The same strategy is being followed in proposals submitted to the first calls of the EU 7th Framework Programme. A clear example of it is the ALERT project for the early detection of adverse drug events by integrative mining of clinical records and biomedical knowledge, which has been selected for funding in the first call and will start by the beginning of 2008. The GRIB contribution in ALERT will be mainly carried out by the groups led by J. Mestres and F. Sanz and will be focused on the automatic generation of scientifically and mechanistically sound explanations for the signals obtained from the mining of clinical records by means of a combination of analyses of biomedical literature and databases, in silico predictions and pathway mapping.

At the Spanish level, the same integrative philosophy inspired GRIB participation in the INBIOMED thematic network funded by the ISCIII (www.inbiomed.retics.net), which lasted from 2003 to 2006. A new thematic network proposal (COMBIOMED) has been submitted to the 2007 call of the ISCIII.

The participation of the GRIB in the Spanish National Institute of Bioinformatics is another example of the joint participation of several GRIB labs in strategic initiatives.

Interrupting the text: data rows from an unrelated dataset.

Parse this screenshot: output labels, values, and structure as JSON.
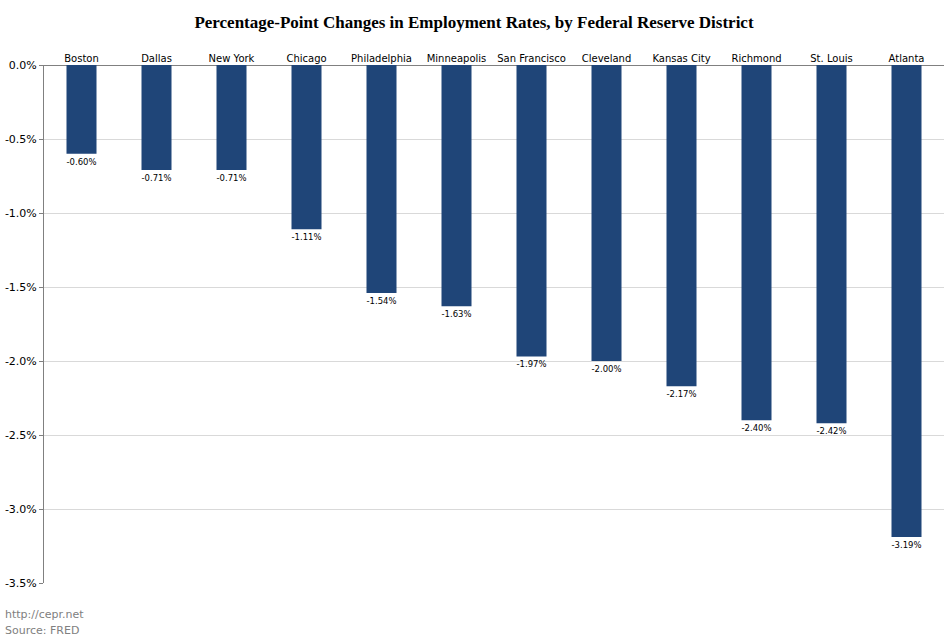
{
  "chart_data": {
    "type": "bar",
    "title": "Percentage-Point Changes in Employment Rates, by Federal Reserve District",
    "categories": [
      "Boston",
      "Dallas",
      "New York",
      "Chicago",
      "Philadelphia",
      "Minneapolis",
      "San Francisco",
      "Cleveland",
      "Kansas City",
      "Richmond",
      "St. Louis",
      "Atlanta"
    ],
    "values": [
      -0.6,
      -0.71,
      -0.71,
      -1.11,
      -1.54,
      -1.63,
      -1.97,
      -2.0,
      -2.17,
      -2.4,
      -2.42,
      -3.19
    ],
    "value_labels": [
      "-0.60%",
      "-0.71%",
      "-0.71%",
      "-1.11%",
      "-1.54%",
      "-1.63%",
      "-1.97%",
      "-2.00%",
      "-2.17%",
      "-2.40%",
      "-2.42%",
      "-3.19%"
    ],
    "data_labels": true,
    "color": "#1f4578",
    "ylim": [
      -3.5,
      0
    ],
    "yticks": [
      {
        "value": 0,
        "label": "0.0%"
      },
      {
        "value": -0.5,
        "label": "-0.5%"
      },
      {
        "value": -1.0,
        "label": "-1.0%"
      },
      {
        "value": -1.5,
        "label": "-1.5%"
      },
      {
        "value": -2.0,
        "label": "-2.0%"
      },
      {
        "value": -2.5,
        "label": "-2.5%"
      },
      {
        "value": -3.0,
        "label": "-3.0%"
      },
      {
        "value": -3.5,
        "label": "-3.5%"
      }
    ],
    "grid": true,
    "annotations": [
      "http://cepr.net",
      "Source: FRED"
    ]
  }
}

On the other hand, F. Sanz is particularly interested in the application of biomedical informatics in the pharmaceutical domain. I this field, he is currently interested in the integrative knowledge management and exploitation. His participation in the European (www.imi-europe.org) and Spanish (www.medicamentos-innovadores.org) Technology Platforms on Innovative Medicines are key activities in such a domain. In particular, he is acting as expert by invitation of the European Commission and EFPIA, and he is coordinating the Spanish Platform.

Another collaborative initiative in the pharmaceutical field that is being promoted is the ChemBioBank, a joint initiative of the Barcelona Scientific Park, the Pharmacological Screening Platform of the University of Santiago de Compostela and the GRIB (Jordi Mestres and Ferran Sanz). The aim is the collection, in vitro and in silico annotation, and the dissemination and exploitation of the publicly-generated Spanish chemical diversity.

A selection of recent scientific publications of F. Sanz is:

Gutiérrez-de-Terán H, Centeno NB, Pastor M, Sanz F. Novel approaches for modeling of the A1 adenosine receptor and its agonist binding site. Proteins 2004; 54:705-15.
Fontaine F, Pastor M, Sanz F. Incorporating Molecular Shape into the Alignment-free GRid-INdependent Descriptors (GRIND). J Med Chem 2004; 47: 2805-15.
Fontaine F, Pastor M, Zamora I, Sanz F. Anchor-GRIND: Filling the gap between standard 3D-QSAR and the GRid-INdependent Descriptors. J Med Chem 2005; 48: 2687-94. Bonis J, Furlong LI, Sanz F. OSIRIS: a tool for retrieving literature about sequence variants. Bioinformatics 2006; 22: 2567-9.
Dezi C, Brea J, Alvarado M, Raviña E, Masaguer CF, Loza MI, Sanz F, Pastor M. Multi-structure 3D-QSAR studies on a series of conformationally constrained butyrophenones docked into a new homology model of the 5-HT2A receptor. J Med Chem 2007; 50: 3242-55.
Klinger R, Furlong LI, Friedrich CM, Mevissen HT, Fluck J, Sanz F, Hofmann-Apitius M. Identifying Gene Specific Variations in Biomedical Text. J Bioinform Comput Biol (in press).